Semaglutide improves markers of cardiovascular risk in people with HIV
Lake JE, Kitch DW, Kantor A, Alonso C, Belaunzaran-Zamudio PF, Kulik GL
AIDS (2026) · n=36
In the first lipidomic and lipo-/glyco-protein profiling of semaglutide therapy in any population — 36 adults with HIV and MASLD from the SLIM LIVER (ACTG A5371) trial — semaglutide reduced triglycerides, diglycerides, sphingomyelins, and CVD-linked lipoprotein species; 56% with elevated GlycA improved and 32% normalised, with effects independent of changes in weight, liver fat, or insulin resistance.
This is a secondary analysis of SLIM LIVER (ACTG A5371), an open-label single-arm Phase 2b trial of weekly 1 mg semaglutide in adults with HIV (PWH) and metabolic dysfunction-associated steatotic liver disease, conducted across multiple US sites by the AIDS Clinical Trials Group. The analysis is the first human report of lipidomic and lipo-/glyco-protein profiling during semaglutide therapy in any population. 36 participants with documented clinical response (>5 lb weight loss) provided stored serum for analysis. Median age was 52 years, median BMI 34 kg/m²; 39% were Hispanic, 28% Black, 45% female; 22% were on stable statin therapy.
Lipidomics: semaglutide reduced triglycerides, diglycerides, and sphingomyelins; bile acids and certain phosphatidylcholines increased.
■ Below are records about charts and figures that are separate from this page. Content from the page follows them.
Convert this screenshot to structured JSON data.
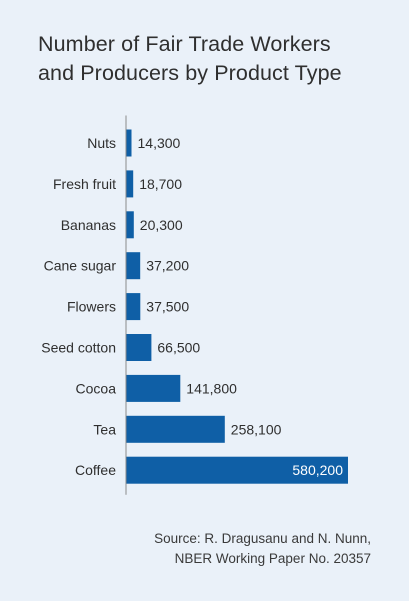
{
  "chart_data": {
    "type": "bar",
    "orientation": "horizontal",
    "title_lines": [
      "Number of Fair Trade Workers",
      "and Producers by Product Type"
    ],
    "categories": [
      "Nuts",
      "Fresh fruit",
      "Bananas",
      "Cane sugar",
      "Flowers",
      "Seed cotton",
      "Cocoa",
      "Tea",
      "Coffee"
    ],
    "values": [
      14300,
      18700,
      20300,
      37200,
      37500,
      66500,
      141800,
      258100,
      580200
    ],
    "value_labels": [
      "14,300",
      "18,700",
      "20,300",
      "37,200",
      "37,500",
      "66,500",
      "141,800",
      "258,100",
      "580,200"
    ],
    "xlim": [
      0,
      580200
    ],
    "grid": false,
    "legend": "none",
    "bar_color": "#0f5fa6",
    "axis_color": "#8a8a8a",
    "label_color": "#2f2f2f"
  },
  "source": {
    "line1": "Source: R. Dragusanu and N. Nunn,",
    "line2": "NBER Working Paper No. 20357"
  },
  "colors": {
    "background": "#eaf1f9",
    "text": "#2f2f2f",
    "inside_label": "#ffffff"
  }
}
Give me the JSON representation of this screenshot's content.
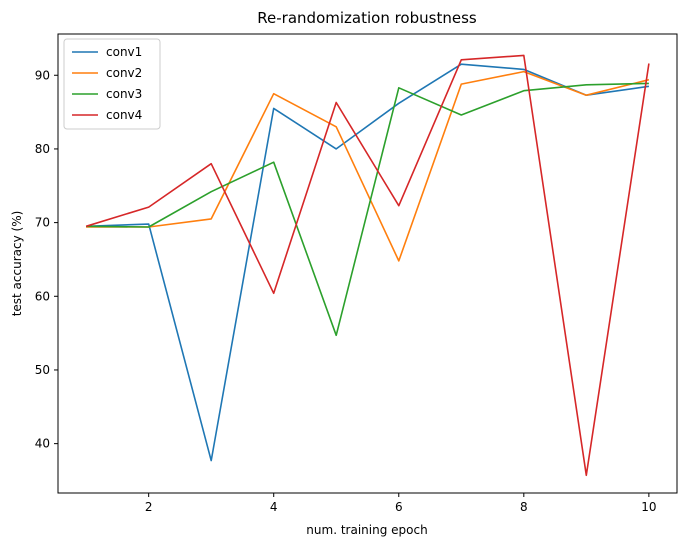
{
  "chart_data": {
    "type": "line",
    "title": "Re-randomization robustness",
    "xlabel": "num. training epoch",
    "ylabel": "test accuracy (%)",
    "x": [
      1,
      2,
      3,
      4,
      5,
      6,
      7,
      8,
      9,
      10
    ],
    "xlim": [
      0.55,
      10.45
    ],
    "ylim": [
      33.3,
      95.6
    ],
    "xticks": [
      2,
      4,
      6,
      8,
      10
    ],
    "yticks": [
      40,
      50,
      60,
      70,
      80,
      90
    ],
    "grid": false,
    "legend_position": "top-left",
    "series": [
      {
        "name": "conv1",
        "color": "#1f77b4",
        "values": [
          69.5,
          69.8,
          37.7,
          85.5,
          80.0,
          86.2,
          91.5,
          90.8,
          87.3,
          88.5
        ]
      },
      {
        "name": "conv2",
        "color": "#ff7f0e",
        "values": [
          69.4,
          69.4,
          70.5,
          87.5,
          83.0,
          64.8,
          88.8,
          90.5,
          87.3,
          89.4
        ]
      },
      {
        "name": "conv3",
        "color": "#2ca02c",
        "values": [
          69.5,
          69.4,
          74.2,
          78.2,
          54.7,
          88.3,
          84.6,
          87.9,
          88.7,
          88.9
        ]
      },
      {
        "name": "conv4",
        "color": "#d62728",
        "values": [
          69.5,
          72.1,
          78.0,
          60.4,
          86.3,
          72.3,
          92.1,
          92.7,
          35.7,
          91.6
        ]
      }
    ]
  }
}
Lipoproteins: CVD-linked particle species decreased, LDL particle size increased, and large HDL particle number decreased. Glycoproteins: most participants had elevated baseline GlycA and GlycB (CVD-linked markers of systemic inflammation). 56% with elevated GlycA improved and 32% normalised; 41% with elevated GlycB improved and 42% normalised. Critically, the lipo-/glyco-protein concentration changes did not correlate with baseline weight, baseline liver fat, baseline insulin resistance, or with the magnitude of change in any of those parameters.
The N=36 cohort is small and was restricted to clinical responders (those who lost >5 lb), which biases the analysis toward subjects in whom semaglutide was already biologically active. This is not the full SLIM LIVER intent-to-treat population; non-responders and discontinuers are excluded. The open-label single-arm design has no placebo comparator, so the "independent of weight/liver fat" inference relies on within-subject correlation rather than between-arm contrast.
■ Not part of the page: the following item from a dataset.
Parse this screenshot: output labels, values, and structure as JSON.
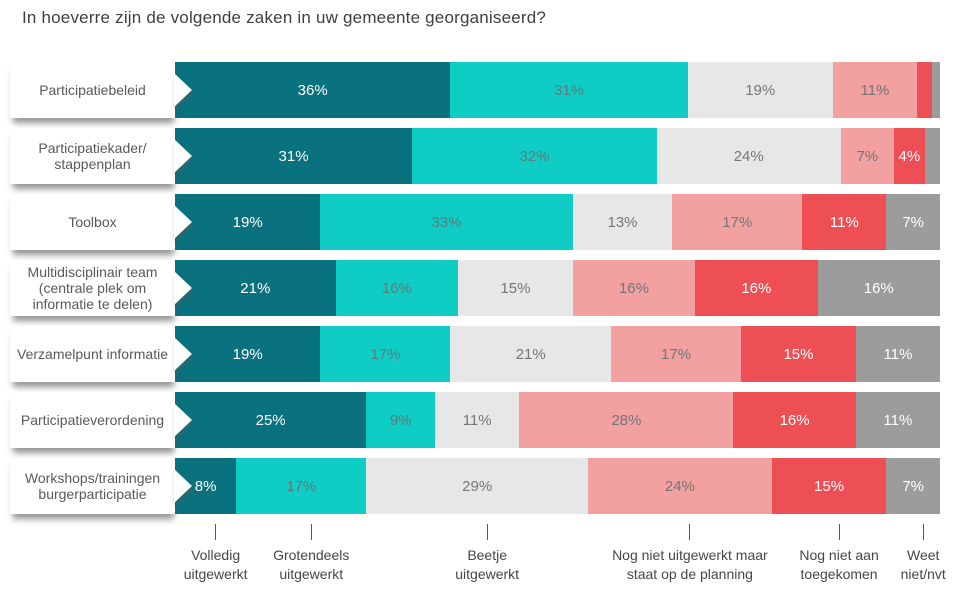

PWH on antiretroviral therapy carry a complex baseline metabolic phenotype — chronic inflammation, antiretroviral lipodystrophy, integrase-inhibitor-associated weight gain — and the generalisability of the lipidomic signature to non-HIV populations is unestablished.
Funding includes NIAID-supported ACTG infrastructure, and several co-authors disclose pharmaceutical relationships. The 1 mg dose is sub-clinical-target (the obesity-indication dose is 2.4 mg), which may further limit comparison with the SELECT / STEP populations. Abstract-only extraction.